She made a gesture of despair. "Then there's no use talking about it. I'll never leave mother, never! I'll just have to go on practising out here as best I can, with nobody to listen to me."
"I'll listen to you," consoled Channing, "whenever you'll let me."
"But you'll be going away soon."
"Not very soon," he said. He did not add that he had decided on the moment to remain Farwell's guest until he had exhausted this new interest thoroughly. Channing was not the man to deny himself the luxury of any passing sensation.
He had found himself pleasurably wakeful during the night, thinking of the picture the girl made as she rode into the glare of lamplight, skirts and hair in disarray, laughing like a young Bacchante, the spirit of youth and joy incarnate. Now he drew her out very skilfully, so that he might watch the changing expressions on her vivid face as she talked, or smiled, or bent broodingly over the child in her arms. Here, he thought, was temperament as well as talent. Properly handled, the girl had a career before her.
Nor was his curiosity about her entirely impersonal. Channing, as a rule, felt rather at a loss with girls. Occasionally in his work he found it necessary to introduce the young person, chiefly by way of contrast, and then he did extravagant justice to her rose-white flesh and her budding curves, and got her as speedily as possible into the arms of the villain; after which she became interesting. His natural taste in heroines was for the lady with a past, preferably several pasts. The blot on the woman's character was as piquant to him as the mole upon her shoulder. He had spent an impressionable youth in Paris.
But this Bouncing Bet of the Banister, as he had called her, this young wildwoods creature with all the instincts and none of the experience of his own class, gave an effect of warmth, of vitality, that thrilled him. His gaze kindled as he watched her. She promised to be even lovelier than she was, never as beautiful as the mother, perhaps, but quite beautiful enough to be disturbing, with her soft, thick-lashed eyes, her tender mouth, her slender, straight, finely molded body; no finished product this, but a bit of virgin soul-clay waiting to be modeled; an empty, exquisite vase waiting to be filled with life.

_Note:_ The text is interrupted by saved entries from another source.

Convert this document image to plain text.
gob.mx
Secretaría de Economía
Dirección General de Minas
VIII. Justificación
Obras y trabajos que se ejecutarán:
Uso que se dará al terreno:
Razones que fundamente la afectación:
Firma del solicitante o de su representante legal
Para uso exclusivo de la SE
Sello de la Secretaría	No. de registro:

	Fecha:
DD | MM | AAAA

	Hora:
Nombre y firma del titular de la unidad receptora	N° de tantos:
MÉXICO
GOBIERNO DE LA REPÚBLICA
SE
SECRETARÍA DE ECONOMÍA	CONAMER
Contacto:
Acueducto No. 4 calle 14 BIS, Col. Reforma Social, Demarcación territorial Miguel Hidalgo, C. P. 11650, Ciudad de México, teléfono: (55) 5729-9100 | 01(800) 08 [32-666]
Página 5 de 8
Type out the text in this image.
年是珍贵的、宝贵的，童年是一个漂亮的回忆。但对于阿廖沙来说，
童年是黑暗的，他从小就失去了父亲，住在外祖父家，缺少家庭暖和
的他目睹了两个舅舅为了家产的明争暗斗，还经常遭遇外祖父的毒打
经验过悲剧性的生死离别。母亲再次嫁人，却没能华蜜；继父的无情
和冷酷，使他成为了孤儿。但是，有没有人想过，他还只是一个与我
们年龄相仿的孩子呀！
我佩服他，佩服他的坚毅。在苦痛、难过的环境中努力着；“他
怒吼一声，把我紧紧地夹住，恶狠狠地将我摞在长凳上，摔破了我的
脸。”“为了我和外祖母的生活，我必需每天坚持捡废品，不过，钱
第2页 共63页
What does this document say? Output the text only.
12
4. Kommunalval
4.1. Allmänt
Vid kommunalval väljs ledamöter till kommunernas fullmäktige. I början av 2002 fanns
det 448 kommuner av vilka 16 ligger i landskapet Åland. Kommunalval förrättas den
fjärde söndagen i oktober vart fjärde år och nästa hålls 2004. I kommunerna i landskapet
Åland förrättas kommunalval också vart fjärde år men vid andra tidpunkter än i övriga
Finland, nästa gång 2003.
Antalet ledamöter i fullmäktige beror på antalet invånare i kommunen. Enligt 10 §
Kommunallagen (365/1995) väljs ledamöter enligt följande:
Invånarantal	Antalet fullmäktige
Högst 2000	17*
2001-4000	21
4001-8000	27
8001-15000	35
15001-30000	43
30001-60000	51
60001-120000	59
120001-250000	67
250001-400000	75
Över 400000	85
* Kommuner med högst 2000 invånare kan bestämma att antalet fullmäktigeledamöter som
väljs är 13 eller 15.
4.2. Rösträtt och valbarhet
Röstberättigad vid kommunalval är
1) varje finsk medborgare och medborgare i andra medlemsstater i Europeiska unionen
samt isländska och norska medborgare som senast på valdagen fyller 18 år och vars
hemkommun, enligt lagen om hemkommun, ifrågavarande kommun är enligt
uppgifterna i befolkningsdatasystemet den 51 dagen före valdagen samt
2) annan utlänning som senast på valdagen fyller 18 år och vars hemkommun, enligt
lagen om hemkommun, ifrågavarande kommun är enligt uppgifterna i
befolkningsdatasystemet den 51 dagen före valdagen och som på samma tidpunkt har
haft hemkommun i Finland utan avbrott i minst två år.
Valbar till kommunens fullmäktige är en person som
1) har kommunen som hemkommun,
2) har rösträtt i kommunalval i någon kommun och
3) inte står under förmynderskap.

He thought suddenly of that matchless nude of Ingres', "La Source." Young Jacqueline Kildare might have posed for it.
Percival Channing; at thirty-four, had moments of regretting that he had not conserved his energies more carefully, been more truly "wedded to his Art," to use the girl's quaint phrase. He felt latterly a little stale, a little jaded and world-worn. It had occurred to him during the night that contact with so vital a personality might refresh him, might do for him what contact with the earth did for the giant Antæus. Indeed, to his imagination she suggested the earth, field and pasture and wooded stream, nature in her abundance, promise. She was the very essence of this Kentucky, this half-tamed wilderness that he had come to study and to portray.
There is no more charming companion than your temperamentalist, when once the spark is struck. Jacqueline for the first time in her life enjoyed that most subtle flattery of being understood. Here was a person, a thoroughly "grown-up" person, who did not pet and humor her, and tease her as if she were a child; who on the other hand did not demand of her the impossible formalities of young ladyhood. Famous author as he was, he accepted her just as he found her, and liked her that way. She compared him with Philip, always suggesting some change, always trying to improve her; and after all Philip was nothing but a country clergyman!